Soon, the daydream turned into internet research, which resulted in requesting information, and then floating the idea by trusted sources. (I find it easier to ignore the fear brewing in my brain when someone with distance and objectivity has weighed in on my plans.) Throughout this process, my philosophy has been that if I'm headed in the right direction, The Universe will make a way. And if this trip is a horrible idea, then that will be revealed too. I must have Uni's seal of approval, because I'm boarding a plane two weeks from today.
I've noticed my anxiety creeping up, which lately looks like a little more time on social media than I'd like. When I found myself further down the digital rabbit hole this morning, I (thankfully) was able to sit down and get some paint on paper. I had no end-goal in mind, but liked the story that developed in my head as the images appeared, so I'm sharing them here.
The watercolor came first. Not surprising -- I've been on a watercolor kick since last summer. As I started putting the India Ink on the page, it reminded me of a thin, narrow rope dangling. I used more water to push the ink around a bit, and felt like it was the beginning of a bird, a crane perhaps.
Before long, I realized I liked the way the ink was distributed, but the image no longer made sense. I rotated my page and suddenly things clicked in my brain. (Funny how a change of perspective can fix things so quickly.)
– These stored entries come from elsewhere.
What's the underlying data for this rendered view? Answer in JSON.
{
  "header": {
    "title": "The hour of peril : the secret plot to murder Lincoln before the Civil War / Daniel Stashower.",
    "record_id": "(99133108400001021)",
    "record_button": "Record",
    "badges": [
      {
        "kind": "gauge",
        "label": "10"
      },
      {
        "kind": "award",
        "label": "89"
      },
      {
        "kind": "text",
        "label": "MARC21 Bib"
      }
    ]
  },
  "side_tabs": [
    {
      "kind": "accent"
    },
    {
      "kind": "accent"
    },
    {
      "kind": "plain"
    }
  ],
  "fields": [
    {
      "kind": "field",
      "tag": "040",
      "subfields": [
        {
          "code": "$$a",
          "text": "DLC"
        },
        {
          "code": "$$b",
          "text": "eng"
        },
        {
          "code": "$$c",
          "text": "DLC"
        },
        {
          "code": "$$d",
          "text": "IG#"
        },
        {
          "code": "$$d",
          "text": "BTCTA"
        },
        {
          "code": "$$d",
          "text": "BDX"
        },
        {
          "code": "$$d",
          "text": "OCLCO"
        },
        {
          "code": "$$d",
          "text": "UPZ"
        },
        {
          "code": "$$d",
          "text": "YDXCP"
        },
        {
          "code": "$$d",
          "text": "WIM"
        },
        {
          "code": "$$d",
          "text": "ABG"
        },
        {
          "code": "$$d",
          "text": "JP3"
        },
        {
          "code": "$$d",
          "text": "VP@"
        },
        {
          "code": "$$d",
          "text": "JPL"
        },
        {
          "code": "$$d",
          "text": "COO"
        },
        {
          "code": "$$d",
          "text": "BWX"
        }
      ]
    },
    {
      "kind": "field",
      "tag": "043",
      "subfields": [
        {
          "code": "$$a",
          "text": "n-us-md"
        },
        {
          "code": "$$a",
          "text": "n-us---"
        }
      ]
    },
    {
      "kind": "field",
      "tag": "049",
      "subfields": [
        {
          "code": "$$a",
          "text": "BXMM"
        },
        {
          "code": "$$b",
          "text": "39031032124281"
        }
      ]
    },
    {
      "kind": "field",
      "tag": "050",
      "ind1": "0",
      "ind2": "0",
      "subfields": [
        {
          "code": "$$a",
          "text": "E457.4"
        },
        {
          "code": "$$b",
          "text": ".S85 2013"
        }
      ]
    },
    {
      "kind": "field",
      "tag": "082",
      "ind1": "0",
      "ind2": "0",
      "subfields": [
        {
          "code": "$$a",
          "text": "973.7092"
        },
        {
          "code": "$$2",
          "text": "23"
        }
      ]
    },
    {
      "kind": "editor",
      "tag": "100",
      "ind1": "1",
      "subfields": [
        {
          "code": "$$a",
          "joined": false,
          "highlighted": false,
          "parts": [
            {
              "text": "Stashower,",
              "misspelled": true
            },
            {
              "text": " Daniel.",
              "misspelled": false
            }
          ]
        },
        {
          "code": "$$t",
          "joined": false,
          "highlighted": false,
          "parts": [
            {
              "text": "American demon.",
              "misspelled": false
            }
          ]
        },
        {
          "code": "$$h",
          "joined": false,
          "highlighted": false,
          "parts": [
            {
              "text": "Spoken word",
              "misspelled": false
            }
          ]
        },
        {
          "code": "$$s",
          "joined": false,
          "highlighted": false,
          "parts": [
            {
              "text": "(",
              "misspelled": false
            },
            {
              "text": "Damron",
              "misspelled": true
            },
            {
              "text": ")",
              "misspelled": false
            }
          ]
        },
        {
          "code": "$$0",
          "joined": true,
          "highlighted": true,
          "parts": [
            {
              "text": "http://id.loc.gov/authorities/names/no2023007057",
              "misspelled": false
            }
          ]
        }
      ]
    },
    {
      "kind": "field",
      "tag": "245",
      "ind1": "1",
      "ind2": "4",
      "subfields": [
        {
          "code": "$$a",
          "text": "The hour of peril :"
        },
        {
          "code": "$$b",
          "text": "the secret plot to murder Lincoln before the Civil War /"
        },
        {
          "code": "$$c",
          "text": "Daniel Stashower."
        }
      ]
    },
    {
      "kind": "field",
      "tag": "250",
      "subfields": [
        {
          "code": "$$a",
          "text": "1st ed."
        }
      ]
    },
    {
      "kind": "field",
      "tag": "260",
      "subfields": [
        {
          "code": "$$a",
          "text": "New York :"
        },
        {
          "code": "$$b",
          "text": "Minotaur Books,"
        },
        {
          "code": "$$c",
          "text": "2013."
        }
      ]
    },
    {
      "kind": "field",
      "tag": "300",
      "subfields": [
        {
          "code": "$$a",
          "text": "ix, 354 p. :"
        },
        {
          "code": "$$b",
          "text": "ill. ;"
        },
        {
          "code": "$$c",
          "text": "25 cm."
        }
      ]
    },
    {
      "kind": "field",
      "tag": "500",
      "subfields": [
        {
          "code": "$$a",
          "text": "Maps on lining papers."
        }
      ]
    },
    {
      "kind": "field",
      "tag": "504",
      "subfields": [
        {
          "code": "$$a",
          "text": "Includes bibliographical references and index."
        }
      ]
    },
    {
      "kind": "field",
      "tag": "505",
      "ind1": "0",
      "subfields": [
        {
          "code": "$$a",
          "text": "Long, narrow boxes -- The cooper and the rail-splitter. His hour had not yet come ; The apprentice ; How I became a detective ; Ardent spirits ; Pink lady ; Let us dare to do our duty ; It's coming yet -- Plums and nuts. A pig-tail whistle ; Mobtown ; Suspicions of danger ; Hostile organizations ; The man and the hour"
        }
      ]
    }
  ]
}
I see something/someone being fished out of murky, black sea. They're suspended by a thin cord, almost invisible, but strong enough to do the job. The orange started a nice contrast to the aqua color, but it felt like a divine spark dotting the creature being rescued. It seemed to me that the bright orange presence would be supporting the connection point for the rescue line.
I see this as a metaphor for the connection I have to the source. It can be so thin at times that I wonder if exists at all. Even when I can tell there's something there, keeping me suspended in space, I doubt it will be sufficient to hold my weight. This energy is not only outside my body -- I have some sparks of it in myself, even when I'm bedraggled and in need of help.
That's what I see. Someone else may find a completely different image, or nothing but scribbles on a page. All of it (including the spiritual concepts I layer on top) are up to individual interpretation. That's my favorite thing about art, and life, really -- we each get to have our own experience. The more focus on my own path, the less I care about what anyone else thinks about how I'm living it. And the fewer judgements I have about how they're approaching theirs.